Quite often, this is down to there being a sense of rivalry between artists, with both sides vying to be the best in the business, and if you perceive someone to either be doing better than you, or even perhaps ripping off your ideas without giving you the appropriate credit, then there’s always going to be the temptation to start dishing out criticisms of other artists who are guilty of such a thing.
However, while there’s a definite need to be competitive and to advocate for yourself as an artist, there’s less of a need to be slinging insults at those with whom you’re in competition, and quite often, these sorts of accusations will come off as being petulant rather than coming from a place of genuinely trying to fight your own corner.
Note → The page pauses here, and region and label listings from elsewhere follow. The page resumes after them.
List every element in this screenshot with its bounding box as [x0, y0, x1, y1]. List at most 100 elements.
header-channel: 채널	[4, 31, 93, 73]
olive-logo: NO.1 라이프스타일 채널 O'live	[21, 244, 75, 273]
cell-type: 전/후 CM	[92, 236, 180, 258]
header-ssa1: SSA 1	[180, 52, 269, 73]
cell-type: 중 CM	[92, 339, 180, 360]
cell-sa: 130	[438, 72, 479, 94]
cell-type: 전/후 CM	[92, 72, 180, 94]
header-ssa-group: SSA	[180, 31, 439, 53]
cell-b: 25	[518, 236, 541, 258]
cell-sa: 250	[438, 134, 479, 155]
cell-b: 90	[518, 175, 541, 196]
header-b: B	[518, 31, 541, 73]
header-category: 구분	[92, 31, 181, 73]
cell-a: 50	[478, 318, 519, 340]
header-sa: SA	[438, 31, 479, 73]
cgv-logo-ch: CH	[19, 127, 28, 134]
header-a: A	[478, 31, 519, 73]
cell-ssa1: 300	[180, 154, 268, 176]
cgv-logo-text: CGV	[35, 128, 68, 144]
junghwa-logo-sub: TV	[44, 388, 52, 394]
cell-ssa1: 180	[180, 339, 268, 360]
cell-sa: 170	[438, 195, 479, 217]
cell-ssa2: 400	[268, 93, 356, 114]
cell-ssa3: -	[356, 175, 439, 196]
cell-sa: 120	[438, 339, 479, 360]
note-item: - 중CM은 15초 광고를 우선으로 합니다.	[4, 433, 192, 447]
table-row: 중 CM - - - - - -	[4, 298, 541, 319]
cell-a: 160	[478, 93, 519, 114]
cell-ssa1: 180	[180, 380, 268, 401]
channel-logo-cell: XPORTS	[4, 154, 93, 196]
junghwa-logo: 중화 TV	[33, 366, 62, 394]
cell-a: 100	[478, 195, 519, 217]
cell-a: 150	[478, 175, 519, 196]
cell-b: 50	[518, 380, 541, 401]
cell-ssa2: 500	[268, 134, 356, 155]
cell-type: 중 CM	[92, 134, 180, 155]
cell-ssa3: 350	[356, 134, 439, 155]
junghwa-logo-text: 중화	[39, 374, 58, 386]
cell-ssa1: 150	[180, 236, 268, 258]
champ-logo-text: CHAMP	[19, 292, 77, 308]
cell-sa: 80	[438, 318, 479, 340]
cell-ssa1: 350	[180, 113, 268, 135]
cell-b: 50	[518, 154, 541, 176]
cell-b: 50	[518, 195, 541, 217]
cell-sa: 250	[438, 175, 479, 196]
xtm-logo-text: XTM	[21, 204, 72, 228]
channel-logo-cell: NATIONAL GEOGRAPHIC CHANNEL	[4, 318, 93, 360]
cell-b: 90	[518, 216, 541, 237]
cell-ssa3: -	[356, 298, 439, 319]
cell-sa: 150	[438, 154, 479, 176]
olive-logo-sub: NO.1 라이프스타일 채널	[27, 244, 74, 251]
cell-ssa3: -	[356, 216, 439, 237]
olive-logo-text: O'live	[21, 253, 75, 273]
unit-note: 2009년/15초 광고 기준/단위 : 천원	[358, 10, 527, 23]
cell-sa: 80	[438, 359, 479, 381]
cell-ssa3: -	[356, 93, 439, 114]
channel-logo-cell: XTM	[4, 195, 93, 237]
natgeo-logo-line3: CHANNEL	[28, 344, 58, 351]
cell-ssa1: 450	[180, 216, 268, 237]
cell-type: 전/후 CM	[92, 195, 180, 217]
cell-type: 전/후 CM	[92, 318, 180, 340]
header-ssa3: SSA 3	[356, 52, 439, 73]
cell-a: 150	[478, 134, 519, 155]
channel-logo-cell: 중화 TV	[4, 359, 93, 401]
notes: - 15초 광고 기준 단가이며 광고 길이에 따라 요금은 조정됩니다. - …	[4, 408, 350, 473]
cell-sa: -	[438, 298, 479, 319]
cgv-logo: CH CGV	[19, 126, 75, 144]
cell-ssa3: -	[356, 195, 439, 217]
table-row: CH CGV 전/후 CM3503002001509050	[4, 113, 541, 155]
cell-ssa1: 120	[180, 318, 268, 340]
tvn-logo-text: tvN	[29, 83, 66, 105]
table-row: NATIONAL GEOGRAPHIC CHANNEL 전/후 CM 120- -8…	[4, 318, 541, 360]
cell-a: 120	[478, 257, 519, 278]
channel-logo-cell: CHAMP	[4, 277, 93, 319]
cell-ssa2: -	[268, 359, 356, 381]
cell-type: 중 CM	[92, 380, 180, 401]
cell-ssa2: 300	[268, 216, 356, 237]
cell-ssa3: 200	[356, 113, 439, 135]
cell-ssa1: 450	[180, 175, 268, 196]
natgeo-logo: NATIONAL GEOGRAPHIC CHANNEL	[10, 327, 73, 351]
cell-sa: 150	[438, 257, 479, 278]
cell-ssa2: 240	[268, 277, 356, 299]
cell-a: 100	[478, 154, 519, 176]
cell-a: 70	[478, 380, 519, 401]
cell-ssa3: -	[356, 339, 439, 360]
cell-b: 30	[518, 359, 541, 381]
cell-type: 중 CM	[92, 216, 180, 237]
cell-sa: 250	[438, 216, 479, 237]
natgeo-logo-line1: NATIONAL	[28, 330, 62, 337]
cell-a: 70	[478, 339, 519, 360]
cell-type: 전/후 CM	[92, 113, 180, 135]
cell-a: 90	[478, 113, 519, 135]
It’s entirely possible for you to exist in the same space while trying to outdo one another, but to have it remain a friendly battle for attention, but very rarely does it play out in this manner when one artist feels as though they’re being prevented from reaching the top.
There’s no need for barbed comments that come across as disparaging, but that ultimately becomes part of the process, and some of the biggest names in rock music have spent their entire careers exchanging insults in an attempt to save face and establish themselves as the more dominant force.
When some artists get older, wiser and more mature, they realise that apologising and offering an olive branch is for the best, and living in a world where things are a lot more harmonious turns out to be far more pleasurable than slinging mud at one another for eternity. It isn’t commonplace for bridges to be repaired in this manner, but bad blood does have a tendency to be resolved when artists realise they no longer have a good reason to be embroiled in playground-style taunts.
Pete Townshend was no stranger to this, having made several comments about his fellow rock icons at the height of The Who’s popularity, but despite this, he realised that he could manage to get away with it through being the big man and offering an apology later in life, and claimed during a 2022 interview with The Los Angeles Times that while he still stood by some of his remarks, others he felt remorse over having expressed.
“I once said some stuff about Led Zeppelin,” he claimed, “that I’d never heard one of their songs, and about Eric Clapton, that after his experience as an addict, he’d never play as well as when he was a young man, and in every case, I’ve been forgiven. I suppose that’s because people see you as a big-mouth rockstar, and this is what they expect from you – to be full of shit.”
He and Clapton may well be on better terms now, but then again, apologising still appears to be a hard thing for Townshend to do, given how many of his own bandmates he’s managed to upset in more recent times, and how it all but shattered their relationship in advance of their farewell tour. Townshend simply can’t help being outspoken, and if that means he struggles to maintain relationships in a fickle industry, it’s hard to see that really being much of a concern for him.